All but one of the lantern’s sides were covered so that it would illuminate the prize without betraying those engaged in the search, and the single beam quivered manically as Gilroy replied in a hoarse whisper. “Well get on wi’ yer!”
Blackbird dropped his spade and twisted back, squinting into the light. “Give us a chance!”
The lamp-bearer set his jaw. “God’s bones, but you’re slow as a lame bullock.” He glanced around, eyes searching for the lookout’s lamp near the burying ground’s main gates. “They have paid watchmen here. Christ, but I heard they’re all veterans. Warty-loo, Tally-vera, Bada...”
“Pah!” Blackbird spat contemptuously.
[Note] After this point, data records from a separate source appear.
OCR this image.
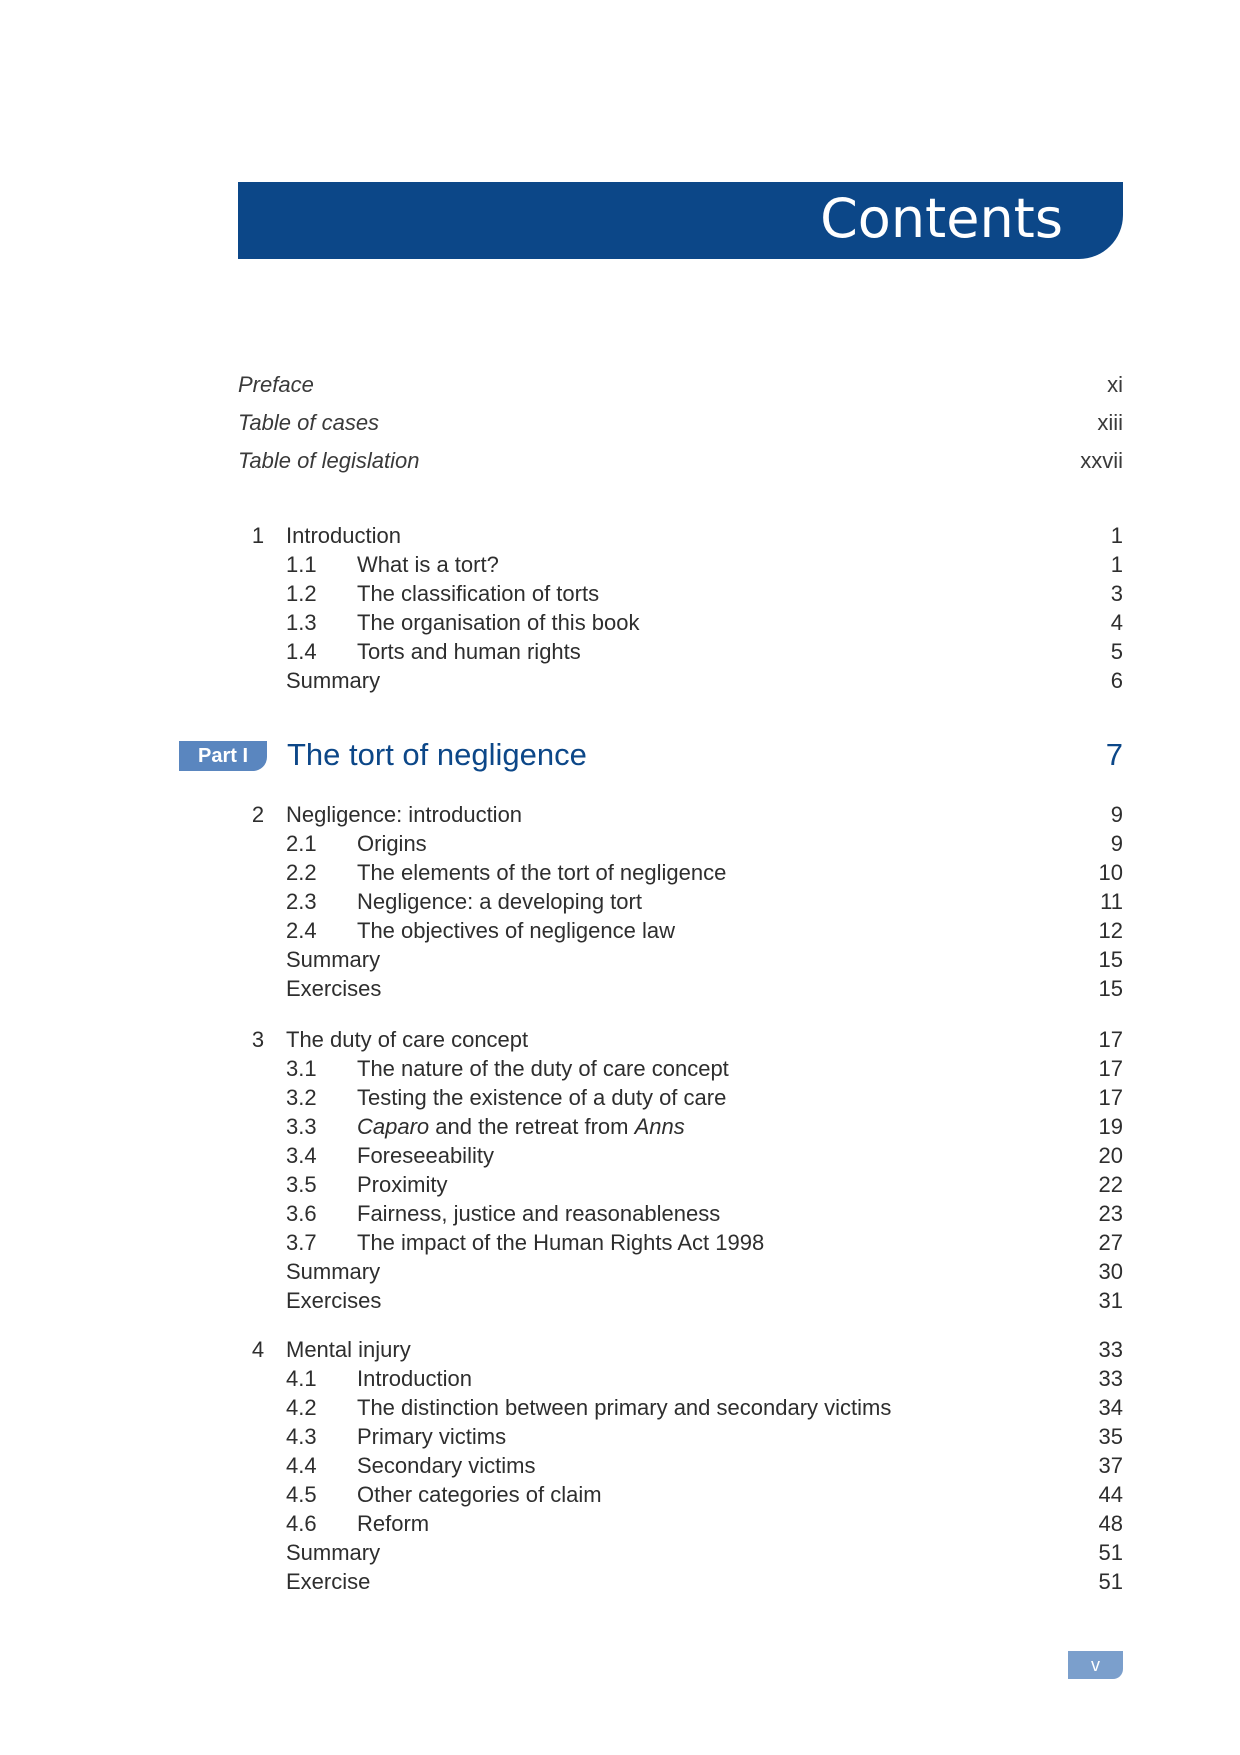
Contents
Preface	xi
Table of cases	xiii
Table of legislation	xxvii
1 Introduction	1
1.1 What is a tort?	1
1.2 The classification of torts	3
1.3 The organisation of this book	4
1.4 Torts and human rights	5
Summary	6
Part I	The tort of negligence	7
2 Negligence: introduction	9
2.1 Origins	9
2.2 The elements of the tort of negligence	10
2.3 Negligence: a developing tort	11
2.4 The objectives of negligence law	12
Summary	15
Exercises	15
3 The duty of care concept	17
3.1 The nature of the duty of care concept	17
3.2 Testing the existence of a duty of care	17
3.3 Caparo and the retreat from Anns	19
3.4 Foreseeability	20
3.5 Proximity	22
3.6 Fairness, justice and reasonableness	23
3.7 The impact of the Human Rights Act 1998	27
Summary	30
Exercises	31
4 Mental injury	33
4.1 Introduction	33
4.2 The distinction between primary and secondary victims	34
4.3 Primary victims	35
4.4 Secondary victims	37
4.5 Other categories of claim	44
4.6 Reform	48
Summary	51
Exercise	51
v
He was sitting back on his haunches now, rubbing hands against heavily muscled forearms. “Every bugger twixt here and the river would claim the same if it got them the job.”
The second digger nodded. His was a narrow face, lop-sided, almost hollow on one side, as though the greater part of his left cheek had been removed, while his chin tapered sharply into a pointed beard that he now tugged between thumb and forefinger. “Most guards are tumbledown old gin-hounds, Gilroy.” His voice, nasal and pitched high, carried the hard crackle of London’s eastern suburbs. “Worry not.”
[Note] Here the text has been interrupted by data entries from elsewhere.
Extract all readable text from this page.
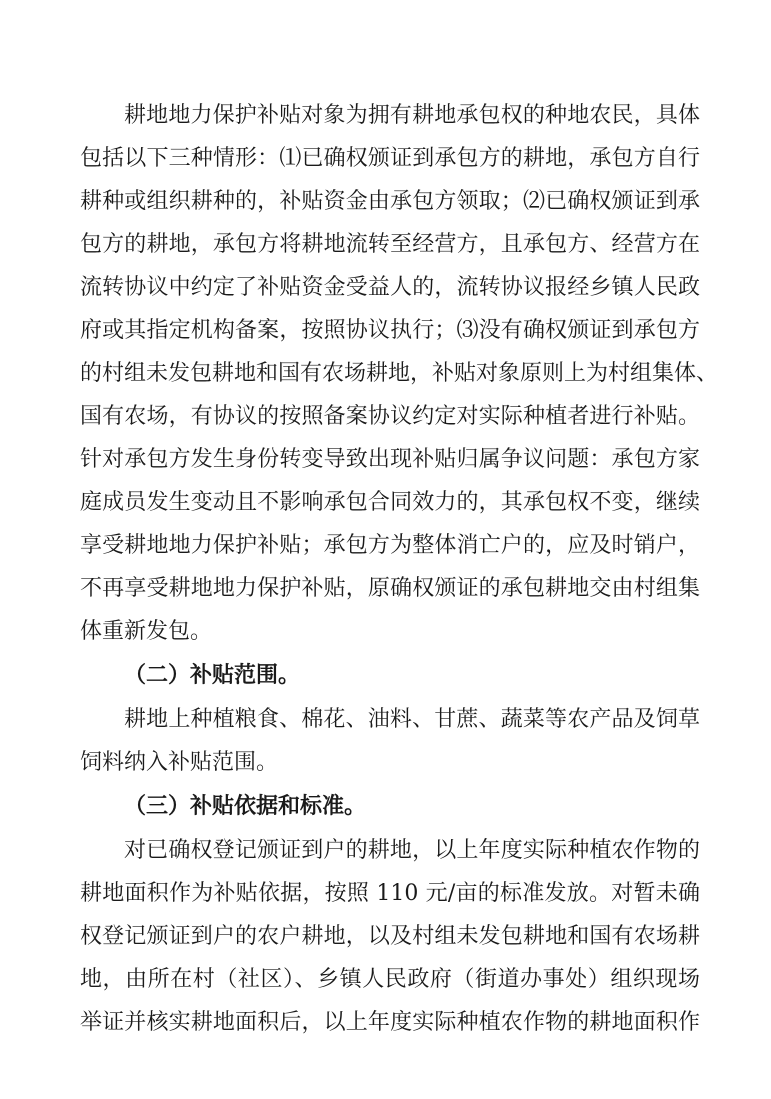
耕地地力保护补贴对象为拥有耕地承包权的种地农民，具体
包括以下三种情形：⑴已确权颁证到承包方的耕地，承包方自行
耕种或组织耕种的，补贴资金由承包方领取；⑵已确权颁证到承
包方的耕地，承包方将耕地流转至经营方，且承包方、经营方在
流转协议中约定了补贴资金受益人的，流转协议报经乡镇人民政
府或其指定机构备案，按照协议执行；⑶没有确权颁证到承包方
的村组未发包耕地和国有农场耕地，补贴对象原则上为村组集体、
国有农场，有协议的按照备案协议约定对实际种植者进行补贴。
针对承包方发生身份转变导致出现补贴归属争议问题：承包方家
庭成员发生变动且不影响承包合同效力的，其承包权不变，继续
享受耕地地力保护补贴；承包方为整体消亡户的，应及时销户，
不再享受耕地地力保护补贴，原确权颁证的承包耕地交由村组集
体重新发包。
（二）补贴范围。
耕地上种植粮食、棉花、油料、甘蔗、蔬菜等农产品及饲草
饲料纳入补贴范围。
（三）补贴依据和标准。
对已确权登记颁证到户的耕地，以上年度实际种植农作物的
耕地面积作为补贴依据，按照 110 元/亩的标准发放。对暂未确
权登记颁证到户的农户耕地，以及村组未发包耕地和国有农场耕
地，由所在村（社区）、乡镇人民政府（街道办事处）组织现场
举证并核实耕地面积后，以上年度实际种植农作物的耕地面积作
Gilroy blew a gust of air through his hooked nose. “You’d better be bloody right, Goaty. Dawn’s not far off.”
Blackbird nodded at that. “Best get on.”
The third digger, a fellow in his fortie
s, with salt-and-pepper hair and a wiry beard, panted, “We’re almost there. Ain’t deep.”
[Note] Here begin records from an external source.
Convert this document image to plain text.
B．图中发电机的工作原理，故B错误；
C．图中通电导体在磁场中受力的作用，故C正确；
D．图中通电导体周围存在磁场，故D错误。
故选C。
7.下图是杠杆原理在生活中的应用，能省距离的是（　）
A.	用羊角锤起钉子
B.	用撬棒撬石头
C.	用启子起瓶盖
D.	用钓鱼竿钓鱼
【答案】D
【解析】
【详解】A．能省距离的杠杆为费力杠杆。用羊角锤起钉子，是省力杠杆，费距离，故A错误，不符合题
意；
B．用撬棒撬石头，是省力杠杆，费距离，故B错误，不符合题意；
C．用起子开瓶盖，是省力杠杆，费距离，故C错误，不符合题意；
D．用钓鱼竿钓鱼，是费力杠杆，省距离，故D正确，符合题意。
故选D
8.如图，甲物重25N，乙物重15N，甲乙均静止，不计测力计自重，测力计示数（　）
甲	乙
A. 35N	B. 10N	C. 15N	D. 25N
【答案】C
“Finish it off, then, Harlowe,” Blackbird said.
It was only moments after Harlowe’s nodded response that one of the battered tools hit upon something with a low thud, dull but distinct from the surrounding loose earth. Unmistakably wood upon wood. Blackbird glanced up at Gilroy with a grin. “What was you saying?”
Hawke smirked as the lamp-bearer hacked up a wad of phlegm and deposited it at the foot of a nearby tombstone. “To business, then.”
The five converged on the grave, peering along the lantern’s modest beam. They had dug what amounted to a narrow shaft. It was the width of three spades, and no more than two feet deep, ending abruptly where, they now saw, dark soil gave way to the pale flatness of timber. Blackbird dropped his spade again and delved into the hole, rapping the coffin lid lightly with gloved knuckles. “Wake up, sirrah. You’re late for work.”
The others sniggered.
Blackbird slunk away from the fresh tunnel and straightened slowly, dropping the tool and stretching his back like a waking tomcat. “If you please, Mister Hawke.”
Hawke moved to the edge of the hole and dropped to his knees. The world swam for a second, and he screwed his eyes tight shut, waiting for the gin-haze to drift away. Head clearing, he thrust both crowbars into the abyss, hooking the timber lid firmly. Only a small portion of the coffin was exposed, but quite enough for their purpose this night. He sucked a huge breath into his lungs, the cold air racing up and down his ribs. And then he pulled.
Hawke had been strong once, but all that had gone, ebbed away to leave him a brittle shell of former glory. But the wood used for such a coffin was cheap, more rotten than the body it contained, and it snapped easily, splintering between the force of the bars and the weight of remaining soil. For a heartbeat the group fell silent. The snapping had sounded unnaturally loud in these smallest hours, and, though none said it, Hawke knew that they each would be listening for the dread tone of a rising hue and cry. Nothing came. Stillness only. Suffocating silence.